What is branding?

A stack of books on branding next to an iMac and a vase with cherry blossom
Photo by J. Kelly Brito / Unsplash

To start, let’s understand what a brand is: it’s not a logo, or a slogan, or the colours you choose. Your brand is the sum of others’ experiences with you. When you think of it this way, it’s easy to understand how both an organization’s brand, or a person’s brand, is so important.

Ultimately, your brand is not in your control. It’s in the perceptions and feelings of those you can interact with. But you can heavily influence how your brand is perceived, and you can deliver an experience that matches the perception to create brand resonance.

When you’re able to consistently deliver on your brand, you build trust, expectations and a relationship. It takes many different tactics to accomplish this, but in an online environment, your domain is one of the most important pieces.

Email as branding

A woman's hands on the keyboard of a laptop in a café
Photo by Christin Hume / Unsplash

Your email address can say a lot about you and your brand. Having an email address with your business’s domain conveys credibility, savvy and professionalism. Using a third-party provider, such as Gmail or Hotmail, can reduce your recipient’s confidence in your brand.

The first part of your email address (before the @domain) can also convey different connotations, and if you consider them, you can better position yourself for the perception you intend. For instance, if your address is jamie.jackson@example.com, it can give the impression that your company is large enough to warrant identifying first names and last names, since there are or may be multiple Jamies. If you use jamie@example.com, it can suggest that your organization is smaller, or that you’re just the most important Jamie.

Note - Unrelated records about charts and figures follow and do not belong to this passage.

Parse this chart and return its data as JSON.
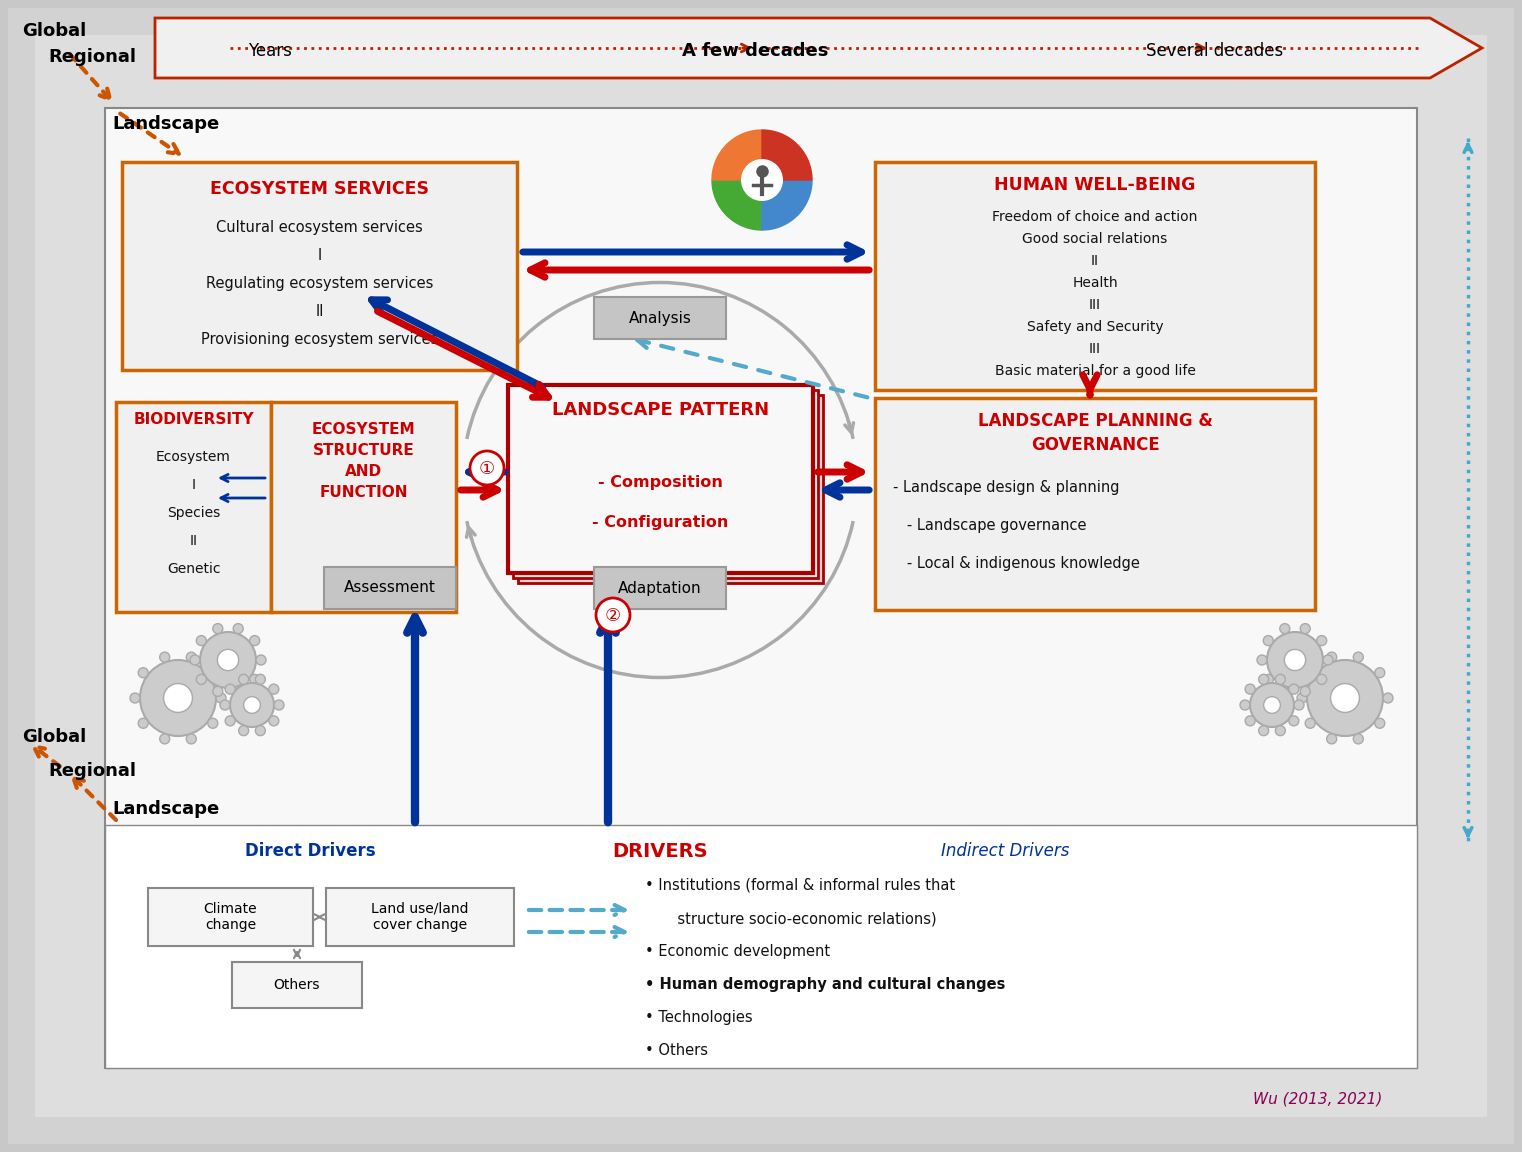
{
  "bg_outer_color": "#c8c8c8",
  "bg_mid_color": "#d8d8d8",
  "bg_inner_color": "#e8e8e8",
  "bg_white": "#f8f8f8",
  "orange_border": "#cc6600",
  "red_title": "#cc0000",
  "blue_dark": "#003399",
  "blue_light": "#55aacc",
  "gray_box": "#c0c0c0",
  "time_years": "Years",
  "time_few": "A few decades",
  "time_several": "Several decades",
  "eco_services_title": "ECOSYSTEM SERVICES",
  "eco_services_lines": [
    "Cultural ecosystem services",
    "I",
    "Regulating ecosystem services",
    "II",
    "Provisioning ecosystem services"
  ],
  "human_wb_title": "HUMAN WELL-BEING",
  "human_wb_lines": [
    "Freedom of choice and action",
    "Good social relations",
    "II",
    "Health",
    "III",
    "Safety and Security",
    "III",
    "Basic material for a good life"
  ],
  "biodiversity_title": "BIODIVERSITY",
  "biodiversity_lines": [
    "Ecosystem",
    "I",
    "Species",
    "II",
    "Genetic"
  ],
  "ecosys_struct_title": "ECOSYSTEM\nSTRUCTURE\nAND\nFUNCTION",
  "landscape_pattern_title": "LANDSCAPE PATTERN",
  "landscape_pattern_lines": [
    "- Composition",
    "- Configuration"
  ],
  "landscape_planning_title": "LANDSCAPE PLANNING &\nGOVERNANCE",
  "landscape_planning_lines": [
    "- Landscape design & planning",
    "   - Landscape governance",
    "   - Local & indigenous knowledge"
  ],
  "analysis_label": "Analysis",
  "assessment_label": "Assessment",
  "adaptation_label": "Adaptation",
  "drivers_title": "DRIVERS",
  "direct_drivers_label": "Direct Drivers",
  "indirect_drivers_label": "Indirect Drivers",
  "direct_box1": "Climate\nchange",
  "direct_box2": "Land use/land\ncover change",
  "direct_box3": "Others",
  "indirect_lines": [
    "Institutions (formal & informal rules that",
    "    structure socio-economic relations)",
    "Economic development",
    "Human demography and cultural changes",
    "Technologies",
    "Others"
  ],
  "indirect_bold": [
    false,
    false,
    false,
    true,
    false,
    false
  ],
  "citation": "Wu (2013, 2021)",
  "icon_colors": [
    "#44aa33",
    "#4488cc",
    "#ee7733",
    "#cc3322"
  ]
}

If you use a generic email address, such as sales@example.com, it suggests that the recipient may be a group or team – which could have its own positive and negative connotations. Generic email addresses are generally not very good for personal networking. Clever or witty addresses can help express your brand’s creativity or humour, if that’s part of what you want your audience to perceive about you. EG: idlikean@example.com could be a good sales alternative, or tellmemore@example.com has more character than a genericinfo@example.com address.

Website as branding

A potted plant on a notebook next to an iPhone and a MacBook
Photo by Kevin Bhagat / Unsplash

It’s no surprise that the primary domain you choose for your website has a large impact on your brand. As most people know, your domains should be concise, memorable, and descriptive. Frequently, people undertake a business or venture and plan out their branding with a name, logo and positioning. But it’s very important to make sure that 1) a relevant domain is available to you and that 2) nobody else is pursuing another venture with the same name or brand. Without securing your domain as early as possible, you risk having to re-work your brand or settle on a domain that won’t be as relevant to your visitors.

The TLD you use is also important: by using your local ccTLD (country code top level domain), you identify that your brand is part of that nationality. By using gTLDs, you can suggest that your brand is generically available worldwide (.COM), an important organization (.ORG), a forward-thinking startup (.CO), or even focused on adult content (.XXX). Your TLD helps your audience understand a bit about your brand before your website is even visited.

Products as branding

Basket of pineapples and bottles of natural juice.
Photo by Toa Heftiba / Unsplash

If you have branded products (or services), particularly if they’re well-known by name over competitors, it is a very worthwhile investment to secure your product name as domains in relevant TLDs. You can then create specialized landing pages for those products that guide your customers into a sales funnel, either on the standalone site or your main website. You can also re-direct the domains to specific pages or sections of your website. For instance, the address ipod.com resolves to apple.com’s section for iPods.

Overall, the important lesson is this: your domains communicate an important message about your brand, and influence your audience’s perceptions. Your domains are flexible and meant to accommodate a wide range of uses. As the registrant, it’s in your power to register and use them as you see fit: so make the most of it!